The PM was due on Marr in a moment – but first a story of revenge, betrayal, slighted honour and slow strangulation. The Duchess of Malfi is a pretty good curtain-raiser to the condition of politics in Britain.
Then Cameron came on, doing as well as he can – and truth to say, he's still pretty prime ministerial. But you can't help thinking events are larger than he is, and looming larger every day.
How's he going to handle Stage II of his premiership? Here's a sketchy detail.
One of the PM's touchstone words is "proply". It's an upper-class version of "properly", which is itself a Tory version of the liberal-left "appropriately".

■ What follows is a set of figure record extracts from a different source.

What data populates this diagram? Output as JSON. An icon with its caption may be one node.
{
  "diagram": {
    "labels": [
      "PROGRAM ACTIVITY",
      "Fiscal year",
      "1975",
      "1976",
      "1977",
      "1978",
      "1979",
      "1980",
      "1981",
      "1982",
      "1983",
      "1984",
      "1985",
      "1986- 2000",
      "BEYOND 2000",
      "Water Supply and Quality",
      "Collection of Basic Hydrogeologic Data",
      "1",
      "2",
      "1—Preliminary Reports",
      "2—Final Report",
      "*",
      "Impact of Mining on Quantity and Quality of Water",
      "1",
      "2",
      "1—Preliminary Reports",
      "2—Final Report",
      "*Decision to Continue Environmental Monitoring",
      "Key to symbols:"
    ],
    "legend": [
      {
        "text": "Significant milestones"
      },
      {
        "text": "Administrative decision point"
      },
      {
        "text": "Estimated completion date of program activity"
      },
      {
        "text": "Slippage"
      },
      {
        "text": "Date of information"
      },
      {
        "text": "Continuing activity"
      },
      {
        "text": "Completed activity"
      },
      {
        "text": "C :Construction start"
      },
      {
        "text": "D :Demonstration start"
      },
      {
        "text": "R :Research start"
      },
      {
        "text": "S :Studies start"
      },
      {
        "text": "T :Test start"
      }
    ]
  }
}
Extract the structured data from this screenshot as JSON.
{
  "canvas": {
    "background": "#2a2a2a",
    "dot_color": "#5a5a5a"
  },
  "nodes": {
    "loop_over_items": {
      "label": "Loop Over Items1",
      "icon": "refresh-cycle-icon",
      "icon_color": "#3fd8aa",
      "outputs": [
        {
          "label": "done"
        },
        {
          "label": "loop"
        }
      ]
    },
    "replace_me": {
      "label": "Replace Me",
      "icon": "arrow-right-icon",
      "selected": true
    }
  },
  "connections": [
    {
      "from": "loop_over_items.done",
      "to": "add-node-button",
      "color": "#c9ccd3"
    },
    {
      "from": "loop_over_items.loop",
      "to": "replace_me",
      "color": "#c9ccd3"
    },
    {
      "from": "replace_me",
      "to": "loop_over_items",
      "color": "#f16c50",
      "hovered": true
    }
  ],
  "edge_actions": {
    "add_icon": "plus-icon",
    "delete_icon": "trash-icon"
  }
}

"Proply" is code signifying "People Like Us" and used repeatedly all through Stage I.
However, on Marr, Cameron used the word a dozen times in its normal three-syllable version. He's reaching out. Or he's not using his private language any more. You may wonder whether it's enough.
Now he's trying to deal with the Murdoch situation properly, doing the proper thing with his Culture Secretary, and properly trying to "create a bit of space to get at the truth".
No doubt the propriety is impeccable. Leave it to Leveson, a quasi-judicial proceeding under oath. That will properly fulfil his "responsibility to the ministerial code".
But would it be improper to take Hunt into a quiet room and ask him half a dozen pertinent questions? Never mind the forensic elaborations of nuanced ambiguities. Cameron and Hunt could establish the facts in a quarter of an hour, as gentlemen might do.
Because going into Leveson will really be a shambles. And let's not forget what a shambles is. It's an old word for an unregulated slaughterhouse. Butchery for beginners.
How much better to do the thing quickly, decently, proply.